44 Senado Federal. Constituição Federal Brasileira. Brasília: DOU. 1988.

45CONSEA Conselho Nacional de Segurança Alimentar e Nutricional, criado em 1993, no governo

Itamar Franco, vinculado à Presidência da República. As primeiras diretrizes foram apresentadas na I Conferência Nacional de Segurança Alimentar e Nutricional , em 1994. Foi extinto durante o governo Fernando Henrique Cardoso, sendo re-editado em 2003 com o objetivo de assessorar o Presidente da República na formulação de políticas voltadas a garantir o direito à alimentação, com prioridade para a agricultura familiar e reforma agrária.

O enfoque dado à segurança alimentar associada à equidade social não pode, entretanto, limitar-se às questões de renda sem, no entanto, desconsiderar ser este o pilar fundamental de acessibilidade, de redução da vulnerabilidade e mesmo da ascensão social da população.

É importante verificar que a pressão sobre a renda também se dá pelos preços praticados no mercado, o qual tende a elevar-se em função de diversos fatores que agregam custo aos produtos alimentícios, dentre eles, a distância de onde os alimentos são produzidos e a proximidade a unidades de armazenamento e beneficiamento de produtos, o valor da terra e sua proximidade a centros urbanos e outros locais de escoamento da produção (portos, aeroportos, rodovias, etc.).

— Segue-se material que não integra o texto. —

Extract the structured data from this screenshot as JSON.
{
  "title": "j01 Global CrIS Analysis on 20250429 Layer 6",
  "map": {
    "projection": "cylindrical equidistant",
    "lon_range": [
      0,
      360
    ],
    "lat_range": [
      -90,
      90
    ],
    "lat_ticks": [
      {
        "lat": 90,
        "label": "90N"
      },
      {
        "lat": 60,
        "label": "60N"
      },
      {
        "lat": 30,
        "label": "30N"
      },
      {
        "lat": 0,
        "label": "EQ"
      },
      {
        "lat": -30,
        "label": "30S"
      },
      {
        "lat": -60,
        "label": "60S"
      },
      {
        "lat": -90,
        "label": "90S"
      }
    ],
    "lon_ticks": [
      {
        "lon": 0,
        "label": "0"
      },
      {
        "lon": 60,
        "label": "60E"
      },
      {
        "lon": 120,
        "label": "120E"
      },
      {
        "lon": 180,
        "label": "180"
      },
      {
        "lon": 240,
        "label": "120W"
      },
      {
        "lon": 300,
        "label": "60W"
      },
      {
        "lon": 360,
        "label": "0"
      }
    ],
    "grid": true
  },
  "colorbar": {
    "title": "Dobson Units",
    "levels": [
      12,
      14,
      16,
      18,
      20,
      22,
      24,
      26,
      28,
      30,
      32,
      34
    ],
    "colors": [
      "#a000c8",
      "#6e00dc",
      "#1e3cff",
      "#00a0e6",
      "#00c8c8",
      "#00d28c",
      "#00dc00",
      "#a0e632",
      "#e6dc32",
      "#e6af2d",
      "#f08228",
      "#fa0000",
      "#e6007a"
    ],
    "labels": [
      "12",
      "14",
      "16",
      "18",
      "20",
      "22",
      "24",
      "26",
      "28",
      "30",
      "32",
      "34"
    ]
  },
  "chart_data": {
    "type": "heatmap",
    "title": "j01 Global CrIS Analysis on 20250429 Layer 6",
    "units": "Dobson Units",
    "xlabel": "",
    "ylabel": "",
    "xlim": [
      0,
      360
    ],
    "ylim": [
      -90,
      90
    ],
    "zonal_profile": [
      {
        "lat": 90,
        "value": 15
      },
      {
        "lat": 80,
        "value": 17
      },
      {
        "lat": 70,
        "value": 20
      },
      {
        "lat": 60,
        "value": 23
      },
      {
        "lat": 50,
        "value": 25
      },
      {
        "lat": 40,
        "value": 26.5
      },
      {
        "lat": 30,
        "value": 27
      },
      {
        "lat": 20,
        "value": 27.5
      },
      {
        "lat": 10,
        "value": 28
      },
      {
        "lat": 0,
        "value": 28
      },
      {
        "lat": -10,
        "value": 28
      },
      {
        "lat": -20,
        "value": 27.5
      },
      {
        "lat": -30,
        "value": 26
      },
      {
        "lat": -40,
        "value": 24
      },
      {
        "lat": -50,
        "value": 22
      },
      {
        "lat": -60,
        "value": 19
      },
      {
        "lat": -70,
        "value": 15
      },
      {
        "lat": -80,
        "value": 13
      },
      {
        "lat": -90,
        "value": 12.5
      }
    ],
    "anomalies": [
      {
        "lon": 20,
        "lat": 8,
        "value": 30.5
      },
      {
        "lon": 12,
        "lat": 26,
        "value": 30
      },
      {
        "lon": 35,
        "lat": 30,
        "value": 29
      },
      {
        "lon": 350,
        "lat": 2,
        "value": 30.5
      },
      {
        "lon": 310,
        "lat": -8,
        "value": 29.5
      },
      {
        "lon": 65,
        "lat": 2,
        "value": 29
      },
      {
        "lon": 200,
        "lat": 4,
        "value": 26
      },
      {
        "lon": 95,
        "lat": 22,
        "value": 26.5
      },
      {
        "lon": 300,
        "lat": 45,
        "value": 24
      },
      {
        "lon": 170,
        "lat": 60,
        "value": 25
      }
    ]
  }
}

O impacto que o município de São Gonçalo do Amarante sente sobre esse aspecto, diz respeito a dois fatores fundamentais: de um lado o preço da terra no entorno ao aeroporto e na área de influência da possível Área de Livre Comércio ALC, ou mesmo uma Zona de Processamento de Exportações ZPE e, de outro lado, pela expansão urbana voltada à infra-estrutura aeroviária e de logística, bem como de habitações e condomínios mistos (habitação e lazer).